Ce label concerne-t-il toutes les filières du secteur et s’adresse-t-il à tous les établissements publics et privés de formation destinée au secteur ?
Ce label qui concerne toute les filières du secteur touristique a l’avantage d’imposer les mêmes critères de qualité aux secteurs public et privé et atteste clairement et officiellement du fait que l’institut ou l’école qui en a été récipiendaire dispense effectivement un enseignement de qualité.
Ce label constitue, en effet, une certification qui vise à reconnaître les établissements de formation hôtelière et touristique publics et privés, alignés aux normes et aux critères de qualité et de performance exigés par le Référentiel du label d’excellence, élaboré par le ministère du Tourisme en concertation avec l’OFPPT et les professionnels du secteur.
En outre, il donne le droit  à ses récipiendaires d’en mettre le logo sur tous leurs supports de communication et sur les panneaux d’affichage ou publicitaires.
Dorénavant, les stagiaires et leurs parents vont disposer d’un moyen rationnel de faire la distinction entre les établissements qui dispensent un enseignement de qualité et ceux qui ne le font pas et d’opérer ainsi leur choix en toute connaissance de cause.

… Mais il n’en demeure pas moins que les métiers du tourisme n’ont pas une excellente image auprès des Marocains
Il faut, en effet,  prendre des mesures pour remédier à la mauvaise image qui affecte les emplois touristiques, et pour aider à donner au tourisme la réputation d’un secteur attractif et gratifiant dans lequel il est possible de commencer ou de bâtir une carrière. Ces mesures ne doivent pas se limiter aux seuls viviers de main-d’œuvre traditionnels ; elles doivent également viser les principaux responsables capables d’influencer les décisions en démontrant toute la palette des possibilités d’emploi à tous les niveaux de compétences. Il faut aussi saisir toutes les occasions de mettre en valeur les bonnes pratiques en matière d’innovation et de développement de la main-d’œuvre dans le secteur.  

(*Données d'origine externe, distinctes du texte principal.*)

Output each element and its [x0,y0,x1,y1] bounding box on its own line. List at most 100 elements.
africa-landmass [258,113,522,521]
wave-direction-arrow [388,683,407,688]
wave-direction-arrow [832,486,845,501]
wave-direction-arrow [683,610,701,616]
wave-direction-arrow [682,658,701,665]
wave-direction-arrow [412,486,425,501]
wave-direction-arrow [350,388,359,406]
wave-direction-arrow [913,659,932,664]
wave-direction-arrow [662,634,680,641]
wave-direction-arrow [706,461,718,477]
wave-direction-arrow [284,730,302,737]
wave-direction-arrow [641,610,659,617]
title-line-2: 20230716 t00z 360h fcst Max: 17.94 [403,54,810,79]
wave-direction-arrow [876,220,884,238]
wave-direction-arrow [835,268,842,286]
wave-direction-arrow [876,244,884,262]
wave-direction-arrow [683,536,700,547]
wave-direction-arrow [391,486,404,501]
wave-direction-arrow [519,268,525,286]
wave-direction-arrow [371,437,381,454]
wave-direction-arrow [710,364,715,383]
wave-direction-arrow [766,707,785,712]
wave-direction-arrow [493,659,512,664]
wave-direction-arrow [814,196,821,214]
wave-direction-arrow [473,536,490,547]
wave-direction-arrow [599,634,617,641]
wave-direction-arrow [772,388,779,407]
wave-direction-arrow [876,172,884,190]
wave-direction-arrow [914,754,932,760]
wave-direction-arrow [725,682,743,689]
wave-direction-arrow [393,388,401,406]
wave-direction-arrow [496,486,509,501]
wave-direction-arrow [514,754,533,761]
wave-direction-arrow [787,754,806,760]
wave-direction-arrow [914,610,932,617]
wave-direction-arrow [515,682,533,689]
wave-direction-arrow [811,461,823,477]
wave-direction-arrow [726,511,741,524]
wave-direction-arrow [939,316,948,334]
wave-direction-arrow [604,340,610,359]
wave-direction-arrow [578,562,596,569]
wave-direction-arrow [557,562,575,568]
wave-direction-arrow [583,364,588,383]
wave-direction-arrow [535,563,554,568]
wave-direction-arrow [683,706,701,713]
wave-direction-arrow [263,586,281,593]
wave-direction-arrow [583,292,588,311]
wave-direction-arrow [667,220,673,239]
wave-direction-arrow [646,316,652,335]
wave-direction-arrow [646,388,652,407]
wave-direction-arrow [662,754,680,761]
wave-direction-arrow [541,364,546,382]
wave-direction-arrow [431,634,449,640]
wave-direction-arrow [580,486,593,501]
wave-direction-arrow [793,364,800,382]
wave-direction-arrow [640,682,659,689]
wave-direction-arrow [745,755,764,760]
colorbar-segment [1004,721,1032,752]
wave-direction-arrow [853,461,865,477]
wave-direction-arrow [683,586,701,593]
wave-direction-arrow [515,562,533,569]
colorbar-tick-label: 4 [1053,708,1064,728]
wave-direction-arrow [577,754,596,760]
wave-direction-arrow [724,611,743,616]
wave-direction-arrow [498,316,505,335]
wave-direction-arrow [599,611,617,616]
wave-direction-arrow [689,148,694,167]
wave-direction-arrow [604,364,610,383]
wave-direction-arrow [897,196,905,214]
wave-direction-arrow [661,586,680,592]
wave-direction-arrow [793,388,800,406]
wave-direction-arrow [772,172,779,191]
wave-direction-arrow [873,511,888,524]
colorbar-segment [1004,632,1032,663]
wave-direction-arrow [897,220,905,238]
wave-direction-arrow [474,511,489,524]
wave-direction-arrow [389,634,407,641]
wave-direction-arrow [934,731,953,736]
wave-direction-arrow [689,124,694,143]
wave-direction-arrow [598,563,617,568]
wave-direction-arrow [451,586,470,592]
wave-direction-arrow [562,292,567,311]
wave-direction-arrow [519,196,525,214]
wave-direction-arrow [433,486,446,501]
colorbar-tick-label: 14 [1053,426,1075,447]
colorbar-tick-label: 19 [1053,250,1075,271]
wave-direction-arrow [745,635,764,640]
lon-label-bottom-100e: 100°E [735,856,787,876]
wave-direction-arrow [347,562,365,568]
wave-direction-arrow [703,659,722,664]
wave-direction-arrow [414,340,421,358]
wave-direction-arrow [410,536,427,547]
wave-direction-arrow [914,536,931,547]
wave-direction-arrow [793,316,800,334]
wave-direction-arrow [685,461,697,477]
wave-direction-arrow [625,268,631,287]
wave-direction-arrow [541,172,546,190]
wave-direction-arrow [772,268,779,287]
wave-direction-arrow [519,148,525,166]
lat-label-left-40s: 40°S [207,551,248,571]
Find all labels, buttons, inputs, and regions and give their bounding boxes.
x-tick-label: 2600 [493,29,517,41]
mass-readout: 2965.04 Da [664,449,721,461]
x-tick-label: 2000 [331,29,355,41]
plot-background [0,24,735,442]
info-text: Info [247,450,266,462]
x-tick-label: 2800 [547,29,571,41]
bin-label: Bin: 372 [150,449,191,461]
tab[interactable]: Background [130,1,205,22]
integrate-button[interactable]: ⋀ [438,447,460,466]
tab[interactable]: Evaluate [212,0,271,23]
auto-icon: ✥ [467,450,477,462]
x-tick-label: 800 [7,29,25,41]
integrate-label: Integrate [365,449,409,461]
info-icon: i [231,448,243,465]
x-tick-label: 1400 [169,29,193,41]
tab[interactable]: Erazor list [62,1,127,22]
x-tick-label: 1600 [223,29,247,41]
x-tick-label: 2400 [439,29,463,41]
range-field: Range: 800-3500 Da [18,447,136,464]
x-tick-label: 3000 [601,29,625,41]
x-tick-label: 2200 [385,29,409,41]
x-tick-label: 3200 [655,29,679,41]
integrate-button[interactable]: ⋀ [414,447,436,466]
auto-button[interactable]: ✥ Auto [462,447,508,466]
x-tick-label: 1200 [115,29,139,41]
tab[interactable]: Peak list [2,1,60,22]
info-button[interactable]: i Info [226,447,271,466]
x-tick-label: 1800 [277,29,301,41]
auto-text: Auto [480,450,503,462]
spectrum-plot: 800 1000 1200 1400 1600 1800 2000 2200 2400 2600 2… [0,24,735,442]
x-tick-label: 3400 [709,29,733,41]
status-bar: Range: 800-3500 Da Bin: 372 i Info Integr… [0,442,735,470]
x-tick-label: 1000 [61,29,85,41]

Positionner le tourisme comme secteur capable d’offrir des perspectives d’emploi satisfaisantes et de bonnes possibilités de carrière, ce n’est pas seulement fournir l’occasion d’acquérir une expérience et de se doter de compétences transversales. Il est nécessaire de mettre au point des mécanismes qui présentent et démontrent en toute clarté les parcours de formation et les perspectives de carrière, afin d’aider les individus à bâtir leur carrière dans le secteur et, du même coup, d’agrandir le vivier de travailleurs qualifiés. Plusieurs approches sont envisageables : campagnes promotionnelles, information sur les compétences permettant de réussir dans l’entreprise et sur les différents parcours de formation et leurs débouchés, conseils sur l’orientation professionnelle et sur les possibilités en matière de formation et de carrière, dossiers sur les trajectoires professionnelles et portails d’information sur les carrières.
De tels programmes ne peuvent pas à eux seuls améliorer l’image de l’emploi touristique et promouvoir et soutenir le développement de la main-d’œuvre dans le secteur – les entreprises doivent prendre leur part à cet effort en récompensant le développement des compétences et en proposant de véritables possibilités de progression pour conserver leurs recrues dans le secteur.